July 26. Up at 5.40, breakfast 6, and off in one of our staunch motor boats, with Jenness, for the Little Diomede. Countless birds flying in streams about the island.

The island is just a big rock, with barren flat top and steep sides, covered where inclination permits with great numbers of larger and smaller granite bowlders. There is neither tree nor brush here. The village, if it deserves that name, with a school, occupies an easier slope, facing the larger island across a strait seemingly about a mile broad. There are but a few dwellings, due to local necessities and conditions built above ground and outside of stone. One that was entered showed a dark fore-room, a storage attic, and a cozy somewhat lighted living and sleeping back room, entered through a low and narrow entrance. The houses seem to be built on old débris of habitations, and there are refuse heaps, one of which was eventually worked in by Doctor Jenness, though without much profit.

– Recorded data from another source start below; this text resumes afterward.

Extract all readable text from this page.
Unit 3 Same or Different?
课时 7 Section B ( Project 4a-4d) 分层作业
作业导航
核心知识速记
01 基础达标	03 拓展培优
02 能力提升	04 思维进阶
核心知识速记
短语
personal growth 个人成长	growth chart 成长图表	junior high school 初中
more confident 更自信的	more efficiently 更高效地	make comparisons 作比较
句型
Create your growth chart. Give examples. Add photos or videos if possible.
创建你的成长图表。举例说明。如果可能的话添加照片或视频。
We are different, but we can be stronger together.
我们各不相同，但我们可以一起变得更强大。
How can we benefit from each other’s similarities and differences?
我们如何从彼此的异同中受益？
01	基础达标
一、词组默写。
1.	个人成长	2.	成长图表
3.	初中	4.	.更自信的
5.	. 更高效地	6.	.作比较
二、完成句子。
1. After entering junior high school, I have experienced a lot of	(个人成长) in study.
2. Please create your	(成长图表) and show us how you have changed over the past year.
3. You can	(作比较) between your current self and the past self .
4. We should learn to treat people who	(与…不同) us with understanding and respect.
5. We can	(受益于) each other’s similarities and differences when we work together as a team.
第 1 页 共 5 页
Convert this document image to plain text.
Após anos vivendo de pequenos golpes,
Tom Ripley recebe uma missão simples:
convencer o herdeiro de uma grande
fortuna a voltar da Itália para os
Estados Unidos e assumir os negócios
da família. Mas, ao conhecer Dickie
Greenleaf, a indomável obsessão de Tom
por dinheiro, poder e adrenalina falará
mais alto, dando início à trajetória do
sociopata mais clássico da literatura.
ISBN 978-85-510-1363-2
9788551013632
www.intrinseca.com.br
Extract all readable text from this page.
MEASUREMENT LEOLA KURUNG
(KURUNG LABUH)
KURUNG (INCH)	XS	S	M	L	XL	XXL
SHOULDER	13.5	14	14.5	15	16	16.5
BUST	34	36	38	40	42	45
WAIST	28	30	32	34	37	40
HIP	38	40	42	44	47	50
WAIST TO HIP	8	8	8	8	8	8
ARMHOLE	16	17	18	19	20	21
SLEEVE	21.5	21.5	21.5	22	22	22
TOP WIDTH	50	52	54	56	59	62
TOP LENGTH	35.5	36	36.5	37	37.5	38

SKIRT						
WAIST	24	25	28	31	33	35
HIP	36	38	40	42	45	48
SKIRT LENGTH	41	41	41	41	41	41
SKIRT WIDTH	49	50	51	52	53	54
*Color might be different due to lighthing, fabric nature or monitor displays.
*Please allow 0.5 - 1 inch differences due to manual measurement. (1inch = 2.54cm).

The bowlder-covered slope above the village was the burial ground of the natives. (Pl. 5, b.) Unfortunately most of the skeletal remains have been collected by a former teacher and then left and lost. With Doctor Jenness and the present teacher, himself an Eskimo, we climb from bowlder to bowlder and collect what remains. The work is both risky to the limbs and difficult in other respects. The large bowlders are piled up many deep; and there being little or no soil, there are all sorts of holes and crevices between and underneath the stones. Deep in these crevices, completely out of sight or reach, nest innumerable birds (the little auk), and their chatter is heard everywhere. But into these impenetrable crevices also have fallen many of the bones and skulls of the bodies that have been "buried" among the bowlders, and also doubtless many of the smaller articles laid by the bodies.

The burials here were made in any suitable space among the rocks. The body was laid in this space, without any coffin and evidently not much clothing. About it and on the rocks above were placed various articles. We found clay lamps, remnants of various wooden objects, the bone end pieces of lances, and finally one or two pieces of driftwood to mark the place. Here the bodies decayed and what was left had either tumbled or was washed by rain into the crevices. It was suggested, however, that much may have been taken by dogs and foxes. Some of the skulls and here and there one of the larger bones remained, to eventually be covered by moss and eroded. With the help of Doctor Jenness and the teacher I was able to find five male and seven female crania in fair condition, which will be of much value in the study of this interesting contingent of the Eskimo.

No evidence in the graveyard among the rocks of any great antiquity, nothing more than perhaps a few scores of years. But traces of older burials would surely be completely lost among the rocks, though they may lie in the deep crevices and holes where they can not be reached.

Upon return am treated to a cup of good hot coffee—never can get a real hot cup of coffee on the boat—and excellent bread, made by the Eskimo wife of the teacher; and see his family of fine chubby children. Can not help but kiss his girl of about 10—she is so fresh and innocent and pretty. Obtain also from the wife of the teacher a good old hafted "jade" ax, though she hesitates much to part with it—it used to belong to her grandmother; and from the teacher himself a number of interesting articles in old ivory. Leave Doctor Jenness. Have learned to like him much, both for his careful work and personally, in our short association; and at 11 a. m. return to the boat.

Cold, but calm and sunny. Sit on boxes at the very end of the good old Bear. See Asia, the two Diomedes, and Seward Peninsula, all in easy reach, all like so many features of a big lake. Pass around Greater Diomede.

There never could have been any large settlement on the Diomede Islands—they are not fit for it. The Great Diomede has just two mediocre sites, which are occupied now each by about half a dozen dwellings. A small old settlement, a few stone houses, has also once existed, I am told, on the elevated top of the larger island opposite the Little Diomede. On the latter only the one visited—everywhere else the steep slopes or walls come right down into the water, and there is even no landing possible (or only a precarious one at best) except where we landed. The old natives of the Little Diomede are said to have believed that another village had once existed farther out from the present site and that it has become submerged. The evidence cited (told by the native teacher) is not conclusive, and no indication of such a settlement could be seen from the beach. But in front and possibly beneath the native houses, in the old refuse, there may be remnants of older dwellings.

Just passed from Monday to Tuesday, and then back to Monday, all in a few hours—the day boundary. We are now just north of the Bering Strait and see all beautifully, in moderate bluish haze.

A grand panorama of utmost anthropological interest. A big lake, scene of one of the main migrational episodes of mankind. Sea just wrinkling some, day calm, mostly sunny, mildly pleasant, with an undertone of cold.